= Pam Sykes =

Australian medical scientist

Pamela Sykes is an Australian medical scientist, Emeritus Professor at the College of Medicine and Public Health and was the Chair of the Institutional Biosafety Committee at the Flinders Centre for Innovation in Cancer at Flinders University. She is a Strategic Professor in the area of Preventive Cancer Biology and leads a research group which studies the biological effects of low-dose radiation. She is a deputy presiding member of the Radiation Protection Committee of the Environmental Protection Authority (EPA) for the Government of South Australia which advises the Minister of South Australia and the EPA on 'radiation protection in medical, industrial, scientific and public uses of ionising and non-ionising radiation'. Her research has been published in National Library of Medicine (NIH), Research Gate, Epigenetics, Transgenic Research, Cell Biology and Toxicology, PLOS ONE, Mutation Research and the Journal of Clinical Pathology. She is an Associate Editor for the journal Radiation Research. Sykes' research into the effects of low-dose ionising radiation has been funded by the United States Department of Energy's Low Dose Radiation Research Program since the early 2000s. She also investigated how parthenolide could aid radiotherapy.
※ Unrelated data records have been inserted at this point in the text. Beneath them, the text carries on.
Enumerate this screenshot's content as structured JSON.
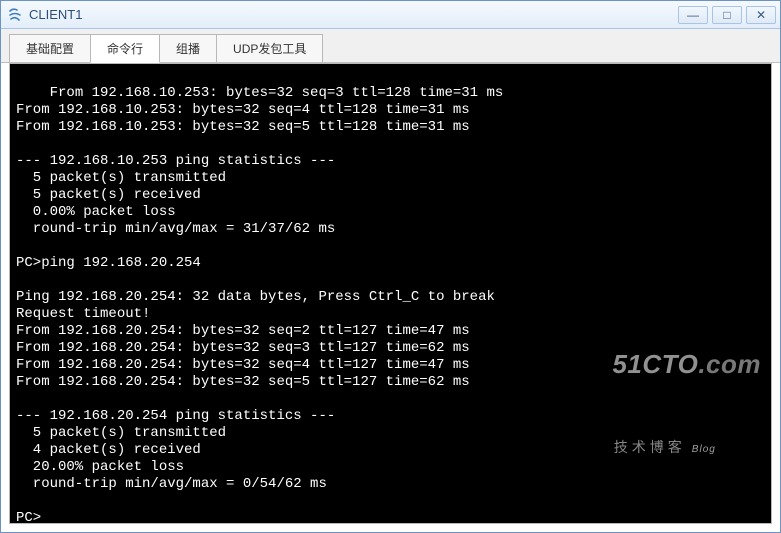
{
  "window": {
    "title": "CLIENT1",
    "controls": {
      "min": "—",
      "max": "□",
      "close": "✕"
    }
  },
  "tabs": [
    {
      "label": "基础配置",
      "active": false
    },
    {
      "label": "命令行",
      "active": true
    },
    {
      "label": "组播",
      "active": false
    },
    {
      "label": "UDP发包工具",
      "active": false
    }
  ],
  "terminal": {
    "lines": [
      "From 192.168.10.253: bytes=32 seq=3 ttl=128 time=31 ms",
      "From 192.168.10.253: bytes=32 seq=4 ttl=128 time=31 ms",
      "From 192.168.10.253: bytes=32 seq=5 ttl=128 time=31 ms",
      "",
      "--- 192.168.10.253 ping statistics ---",
      "  5 packet(s) transmitted",
      "  5 packet(s) received",
      "  0.00% packet loss",
      "  round-trip min/avg/max = 31/37/62 ms",
      "",
      "PC>ping 192.168.20.254",
      "",
      "Ping 192.168.20.254: 32 data bytes, Press Ctrl_C to break",
      "Request timeout!",
      "From 192.168.20.254: bytes=32 seq=2 ttl=127 time=47 ms",
      "From 192.168.20.254: bytes=32 seq=3 ttl=127 time=62 ms",
      "From 192.168.20.254: bytes=32 seq=4 ttl=127 time=47 ms",
      "From 192.168.20.254: bytes=32 seq=5 ttl=127 time=62 ms",
      "",
      "--- 192.168.20.254 ping statistics ---",
      "  5 packet(s) transmitted",
      "  4 packet(s) received",
      "  20.00% packet loss",
      "  round-trip min/avg/max = 0/54/62 ms",
      "",
      "PC>"
    ]
  },
  "watermark": {
    "main_a": "51CTO",
    "main_b": ".com",
    "sub": "技术博客",
    "sub_small": "Blog"
  }
}
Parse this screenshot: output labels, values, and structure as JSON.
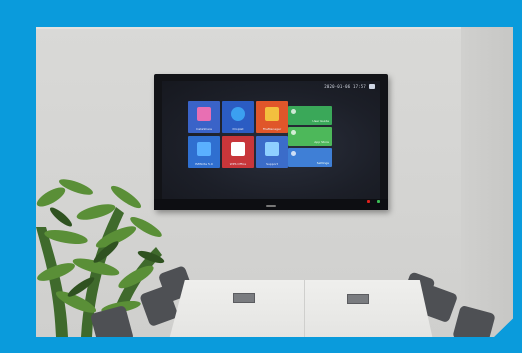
{
  "screen": {
    "clock_text": "2020-01-06 17:57",
    "apps": [
      {
        "label": "InstaShare",
        "bg": "#3a63c8",
        "icon_color": "#e86fb3"
      },
      {
        "label": "Droplet",
        "bg": "#2b5cc3",
        "icon_color": "#3ba0f0"
      },
      {
        "label": "FileManager",
        "bg": "#e0562a",
        "icon_color": "#f3c03e"
      },
      {
        "label": "EZWrite 5.0",
        "bg": "#2f6fd0",
        "icon_color": "#5ab0ff"
      },
      {
        "label": "WPS Office",
        "bg": "#c8363a",
        "icon_color": "#ffffff"
      },
      {
        "label": "Support",
        "bg": "#3b6cc9",
        "icon_color": "#8fd0ff"
      }
    ],
    "widgets": [
      {
        "label": "User Guide",
        "bg": "#3aa859"
      },
      {
        "label": "App Store",
        "bg": "#4db85a"
      },
      {
        "label": "Settings",
        "bg": "#3f7fd6"
      }
    ]
  },
  "colors": {
    "border_blue": "#0a9bdc",
    "led_red": "#e0201c",
    "led_green": "#3bbd55"
  }
}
As of 2016, Sykes is a member of the UCL Australia Nuclear Working Group.

== Selected publications ==

- Until There Is a Resolution of the Pro-LNT/Anti-LNT Debate, We Should Head Toward a More Sensible Graded Approach for Protection From Low-Dose Ionizing Radiation, 2020.
- The combination of metformin and valproic acid has a greater anti-tumoral effect on prostate cancer growth in vivo than either drug alone, Flinders University, 2019.
- Chronic low dose ethanol induces an aggressive metastatic phenotype in TRAMP mice, which is counteracted by parthenolide, 2018.
- MP83-08 combination of metformin and sodium valproate for prostate cancer: a rapid approach from bench to clinical trial, 2017.